Researchers have built a dynamic and interactive web-based dashboard that displays the interplay between social determinants and COVID-19 epidemiological metrics at the county level. The public-facing dashboard allows anyone
to quickly compare each county’s COVID-19 cases, deaths, and social characteristics to the state and national average; visualize the relationship between social determinants (such as percentage of the population that is African American, that is living in poverty, that is more than 65 years old, etc.) and COVID-19 outcomes; and create side-by-side maps comparing key metrics at the county level.
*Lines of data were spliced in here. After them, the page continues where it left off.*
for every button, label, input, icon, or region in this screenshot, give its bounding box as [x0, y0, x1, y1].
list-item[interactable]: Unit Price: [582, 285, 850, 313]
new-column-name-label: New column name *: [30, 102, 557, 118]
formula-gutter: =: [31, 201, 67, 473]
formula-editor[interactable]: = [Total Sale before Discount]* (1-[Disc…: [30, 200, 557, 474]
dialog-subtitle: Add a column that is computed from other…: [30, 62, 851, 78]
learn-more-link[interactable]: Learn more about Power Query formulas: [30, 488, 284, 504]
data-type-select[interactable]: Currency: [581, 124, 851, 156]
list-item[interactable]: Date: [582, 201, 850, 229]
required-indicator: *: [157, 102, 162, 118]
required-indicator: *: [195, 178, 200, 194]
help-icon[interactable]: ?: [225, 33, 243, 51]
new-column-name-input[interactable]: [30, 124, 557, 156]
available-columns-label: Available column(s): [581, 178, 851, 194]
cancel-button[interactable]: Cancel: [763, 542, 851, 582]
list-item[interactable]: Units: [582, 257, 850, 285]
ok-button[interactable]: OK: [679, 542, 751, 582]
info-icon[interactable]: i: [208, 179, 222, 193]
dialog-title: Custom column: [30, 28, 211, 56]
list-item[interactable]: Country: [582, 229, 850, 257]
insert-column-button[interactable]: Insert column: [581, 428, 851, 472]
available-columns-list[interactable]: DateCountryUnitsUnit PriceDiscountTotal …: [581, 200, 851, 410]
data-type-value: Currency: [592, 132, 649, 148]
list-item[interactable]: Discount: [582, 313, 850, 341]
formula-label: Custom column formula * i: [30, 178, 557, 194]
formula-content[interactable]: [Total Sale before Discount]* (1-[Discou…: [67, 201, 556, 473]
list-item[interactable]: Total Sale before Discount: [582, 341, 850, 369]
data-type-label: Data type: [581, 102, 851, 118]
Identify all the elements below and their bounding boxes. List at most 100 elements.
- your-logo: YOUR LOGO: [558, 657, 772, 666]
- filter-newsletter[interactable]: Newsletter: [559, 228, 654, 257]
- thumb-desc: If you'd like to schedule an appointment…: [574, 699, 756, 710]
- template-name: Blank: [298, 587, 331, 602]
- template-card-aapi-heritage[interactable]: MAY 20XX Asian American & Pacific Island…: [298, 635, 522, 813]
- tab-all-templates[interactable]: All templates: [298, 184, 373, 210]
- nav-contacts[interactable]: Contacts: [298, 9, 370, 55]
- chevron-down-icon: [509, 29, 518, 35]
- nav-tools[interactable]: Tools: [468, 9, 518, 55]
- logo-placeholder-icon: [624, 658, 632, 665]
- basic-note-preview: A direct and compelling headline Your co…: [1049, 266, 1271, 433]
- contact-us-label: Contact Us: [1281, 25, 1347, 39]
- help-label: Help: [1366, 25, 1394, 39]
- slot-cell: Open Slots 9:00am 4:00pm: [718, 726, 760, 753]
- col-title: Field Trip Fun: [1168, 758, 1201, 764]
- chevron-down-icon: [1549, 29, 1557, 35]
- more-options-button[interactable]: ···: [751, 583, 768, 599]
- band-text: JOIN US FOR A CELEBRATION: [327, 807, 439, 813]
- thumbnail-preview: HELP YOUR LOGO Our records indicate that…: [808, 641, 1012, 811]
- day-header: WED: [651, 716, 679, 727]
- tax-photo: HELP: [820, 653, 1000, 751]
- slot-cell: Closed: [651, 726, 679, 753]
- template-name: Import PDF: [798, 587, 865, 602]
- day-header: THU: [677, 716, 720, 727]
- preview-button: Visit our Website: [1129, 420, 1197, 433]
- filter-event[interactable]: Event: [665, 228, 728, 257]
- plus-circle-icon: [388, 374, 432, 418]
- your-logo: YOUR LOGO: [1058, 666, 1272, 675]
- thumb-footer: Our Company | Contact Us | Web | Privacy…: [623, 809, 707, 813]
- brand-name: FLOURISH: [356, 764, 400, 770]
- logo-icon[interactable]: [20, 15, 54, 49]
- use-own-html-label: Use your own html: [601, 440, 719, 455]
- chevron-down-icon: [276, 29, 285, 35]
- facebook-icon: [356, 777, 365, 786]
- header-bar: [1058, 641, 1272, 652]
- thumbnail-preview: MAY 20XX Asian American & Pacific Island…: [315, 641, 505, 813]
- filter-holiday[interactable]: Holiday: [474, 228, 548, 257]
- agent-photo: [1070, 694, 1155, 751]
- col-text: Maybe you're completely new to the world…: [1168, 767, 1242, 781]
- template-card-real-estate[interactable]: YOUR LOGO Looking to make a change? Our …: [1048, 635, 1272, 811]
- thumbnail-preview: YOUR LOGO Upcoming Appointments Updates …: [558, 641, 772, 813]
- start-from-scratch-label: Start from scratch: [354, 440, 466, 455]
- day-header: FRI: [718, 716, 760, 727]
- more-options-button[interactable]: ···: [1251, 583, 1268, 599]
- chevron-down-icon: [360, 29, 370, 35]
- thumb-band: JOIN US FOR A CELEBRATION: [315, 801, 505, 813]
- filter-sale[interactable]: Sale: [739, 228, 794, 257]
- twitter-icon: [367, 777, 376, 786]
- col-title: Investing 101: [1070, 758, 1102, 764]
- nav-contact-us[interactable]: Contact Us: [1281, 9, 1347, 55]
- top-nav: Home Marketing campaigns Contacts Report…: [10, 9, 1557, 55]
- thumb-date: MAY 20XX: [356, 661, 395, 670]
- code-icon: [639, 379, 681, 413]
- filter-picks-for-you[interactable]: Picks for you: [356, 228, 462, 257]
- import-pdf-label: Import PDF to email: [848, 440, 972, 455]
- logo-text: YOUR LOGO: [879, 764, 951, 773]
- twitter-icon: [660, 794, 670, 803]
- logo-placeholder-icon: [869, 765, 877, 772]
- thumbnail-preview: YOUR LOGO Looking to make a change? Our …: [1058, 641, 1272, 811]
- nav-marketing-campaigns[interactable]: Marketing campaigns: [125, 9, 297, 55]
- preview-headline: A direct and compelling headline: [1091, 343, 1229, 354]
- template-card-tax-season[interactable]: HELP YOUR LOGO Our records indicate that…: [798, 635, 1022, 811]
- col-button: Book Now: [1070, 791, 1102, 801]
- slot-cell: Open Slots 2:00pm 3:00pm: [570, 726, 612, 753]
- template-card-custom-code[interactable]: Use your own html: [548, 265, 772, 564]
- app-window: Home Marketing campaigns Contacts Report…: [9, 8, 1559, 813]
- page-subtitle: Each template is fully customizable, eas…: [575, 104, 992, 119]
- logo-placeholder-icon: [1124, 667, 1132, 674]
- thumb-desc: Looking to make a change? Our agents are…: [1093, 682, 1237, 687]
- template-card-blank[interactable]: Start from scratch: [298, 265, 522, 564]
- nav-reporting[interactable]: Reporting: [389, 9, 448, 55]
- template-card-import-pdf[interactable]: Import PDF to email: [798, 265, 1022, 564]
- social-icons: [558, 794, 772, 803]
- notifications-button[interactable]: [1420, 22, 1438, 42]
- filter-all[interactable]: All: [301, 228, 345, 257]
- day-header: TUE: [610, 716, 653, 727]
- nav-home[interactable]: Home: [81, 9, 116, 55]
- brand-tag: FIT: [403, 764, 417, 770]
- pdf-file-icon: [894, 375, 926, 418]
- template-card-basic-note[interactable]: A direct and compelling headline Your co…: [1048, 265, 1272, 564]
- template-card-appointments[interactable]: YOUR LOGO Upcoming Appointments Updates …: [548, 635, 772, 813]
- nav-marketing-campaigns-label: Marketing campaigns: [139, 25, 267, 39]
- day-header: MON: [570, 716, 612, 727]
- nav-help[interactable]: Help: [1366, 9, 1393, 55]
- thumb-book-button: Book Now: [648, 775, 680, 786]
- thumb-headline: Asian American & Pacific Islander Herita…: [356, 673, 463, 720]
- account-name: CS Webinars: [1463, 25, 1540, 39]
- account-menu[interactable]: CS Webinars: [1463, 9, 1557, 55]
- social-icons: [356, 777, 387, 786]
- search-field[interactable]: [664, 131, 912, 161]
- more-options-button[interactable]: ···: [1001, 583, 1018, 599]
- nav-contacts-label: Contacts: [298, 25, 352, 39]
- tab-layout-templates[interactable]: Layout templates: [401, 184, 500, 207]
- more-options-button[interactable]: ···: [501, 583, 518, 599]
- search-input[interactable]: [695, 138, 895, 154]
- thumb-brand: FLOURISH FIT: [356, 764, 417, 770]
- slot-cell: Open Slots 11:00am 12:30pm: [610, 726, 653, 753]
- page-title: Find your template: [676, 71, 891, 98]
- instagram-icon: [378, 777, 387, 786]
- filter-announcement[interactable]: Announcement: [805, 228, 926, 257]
Public health experts have launched a sweeping NIH-funded national probability survey of active infections and seropositivity to understand how many adults in the US without a confirmed history of COVID-19 infection have antibodies to the virus. The presence of antibodies in the blood indicates a prior infection. The findings, which are being published on the study website, COVIDVu.org, will help illuminate the extent to which the virus has spread undetected in the country.
An estimated 40 percent of all deaths from COVID-19 in the US have occurred among nursing home residents or employees, and even the strictest measures have not slowed the spread. Mathematical models using specific data are key to developing effective response plans. A public health research team is generating nursing home data needed to understand and reduce disease transmission in these settings.
Emory nursing researchers are leading the way in documenting some of the processes that were set up to make caring for COVID-19 patients more effective and efficient. At the Emory Clinic, a Care Coordination and Transitions Management (CCTM) team comprising registered nurses, social workers, and primary and hospital medical providers established a multidisciplinary model for transitioning COVID-19– positive patients from hospital to community. The team created a mechanism for discharged patients to connect with a primary care provider (PCP) who followed up with the individuals via telemedicine. The PCP was responsible for then creating an individualized plan of care. The CCTM team will follow up with the patient by telephone on a consistent schedule for up to four weeks postdischarge. In addition, the CCTM team supports the patient’s psychosocial needs after they are discharged.
Emory researchers are also looking at the longer-term impact among COVID-19 survivors, including neurological and respiratory effects. One study by a team of Emory rheumatologists has identified similar activation patterns among COVID-19 patients as they had seen in lupus, which has possible implications for those who report “long-haul” symptoms.